Earlier this month, a person using the alias "muslix64" claimed to have circumvented the content protection system used in High Definition DVD (HD-DVD). That system, called Advanced Access Content System (AACS), is designed to prevent duplication and unauthorized playback of AACS-protected disks. Now muslix64 says he's cracked Blu-Ray security, which also uses AACS.
AACS works by encrypting the digital content; encryption keys are then used to decrypt the data. The keys are embedded into the media players and the media. Media players use their key to access the key stored on the media. Then the media's key is used by the player to decrypt the digital content for playback.
The apparent weakness in AACS is that if the keys can be accessed, then the content can be manipulated in ways that the publishers might not want to occur. That weakness is exactly what muslix64 targeted to bypass AACS protection.

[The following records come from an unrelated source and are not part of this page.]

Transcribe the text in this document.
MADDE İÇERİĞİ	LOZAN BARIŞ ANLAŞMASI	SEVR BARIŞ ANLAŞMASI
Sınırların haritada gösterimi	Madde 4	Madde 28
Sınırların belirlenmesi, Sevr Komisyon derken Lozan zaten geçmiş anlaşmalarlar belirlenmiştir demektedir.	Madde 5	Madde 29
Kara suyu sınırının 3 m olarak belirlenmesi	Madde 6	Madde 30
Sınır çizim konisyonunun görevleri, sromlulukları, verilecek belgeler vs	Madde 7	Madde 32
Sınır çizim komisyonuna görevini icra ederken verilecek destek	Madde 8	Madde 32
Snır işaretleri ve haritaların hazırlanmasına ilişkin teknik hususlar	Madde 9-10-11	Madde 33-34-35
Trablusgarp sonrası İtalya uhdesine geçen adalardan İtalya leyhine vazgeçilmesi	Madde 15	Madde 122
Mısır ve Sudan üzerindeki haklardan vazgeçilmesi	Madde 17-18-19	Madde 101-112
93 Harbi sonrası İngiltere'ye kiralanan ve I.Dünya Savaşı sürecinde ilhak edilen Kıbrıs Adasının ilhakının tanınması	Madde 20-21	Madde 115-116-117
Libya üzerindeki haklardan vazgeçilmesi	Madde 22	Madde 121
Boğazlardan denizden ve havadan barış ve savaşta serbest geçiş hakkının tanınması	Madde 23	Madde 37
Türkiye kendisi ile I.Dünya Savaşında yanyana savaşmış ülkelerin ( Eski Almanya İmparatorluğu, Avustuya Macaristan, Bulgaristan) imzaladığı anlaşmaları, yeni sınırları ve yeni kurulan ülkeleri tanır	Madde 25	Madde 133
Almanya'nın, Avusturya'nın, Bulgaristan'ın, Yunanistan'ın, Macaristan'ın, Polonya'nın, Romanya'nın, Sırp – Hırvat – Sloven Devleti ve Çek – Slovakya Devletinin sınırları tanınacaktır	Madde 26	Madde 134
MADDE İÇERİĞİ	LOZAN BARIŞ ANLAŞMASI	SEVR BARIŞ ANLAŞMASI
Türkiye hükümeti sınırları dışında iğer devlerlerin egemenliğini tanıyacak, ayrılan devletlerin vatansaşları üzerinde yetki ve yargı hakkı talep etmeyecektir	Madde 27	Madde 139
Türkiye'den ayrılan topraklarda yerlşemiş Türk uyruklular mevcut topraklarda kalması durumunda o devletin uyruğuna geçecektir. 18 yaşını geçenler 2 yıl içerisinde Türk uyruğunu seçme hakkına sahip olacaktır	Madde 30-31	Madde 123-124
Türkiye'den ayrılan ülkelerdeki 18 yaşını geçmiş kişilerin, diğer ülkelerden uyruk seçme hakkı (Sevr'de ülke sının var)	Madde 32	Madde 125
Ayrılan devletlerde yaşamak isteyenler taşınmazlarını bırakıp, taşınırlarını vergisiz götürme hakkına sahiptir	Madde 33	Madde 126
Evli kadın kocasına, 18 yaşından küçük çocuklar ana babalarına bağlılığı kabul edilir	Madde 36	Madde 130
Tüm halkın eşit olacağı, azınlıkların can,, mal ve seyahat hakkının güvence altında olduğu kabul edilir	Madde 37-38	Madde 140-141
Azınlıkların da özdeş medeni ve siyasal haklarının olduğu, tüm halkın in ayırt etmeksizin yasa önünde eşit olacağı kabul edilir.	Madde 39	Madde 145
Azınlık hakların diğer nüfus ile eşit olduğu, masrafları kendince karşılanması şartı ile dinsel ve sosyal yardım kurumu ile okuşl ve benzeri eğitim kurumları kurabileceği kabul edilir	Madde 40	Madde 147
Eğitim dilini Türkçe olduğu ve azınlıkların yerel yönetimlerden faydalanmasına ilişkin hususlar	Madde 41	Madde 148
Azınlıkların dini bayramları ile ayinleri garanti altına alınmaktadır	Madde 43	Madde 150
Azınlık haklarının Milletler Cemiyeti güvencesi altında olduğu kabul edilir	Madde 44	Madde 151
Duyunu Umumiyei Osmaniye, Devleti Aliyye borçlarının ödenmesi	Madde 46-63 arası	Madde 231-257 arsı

In response to muslix64's claims, AACS makers said that the fault resides with licensees of the technology. "This development is limited to the compromise of specific implementations, and does not represent an attack on the AACS system itself, nor is it exclusive to any particular format. Instead it illustrates the need for all AACS licensees to follow the Compliance and Robustness Rules set forth in the AACS license agreements to help ensure that product implementations are not compromised," said a spokesperson.
The Web site, Freedom to Tinker, discusses how AACS works in considerable detail and also discusses how people are using the code released by muslix64 to extract and publish encryption keys.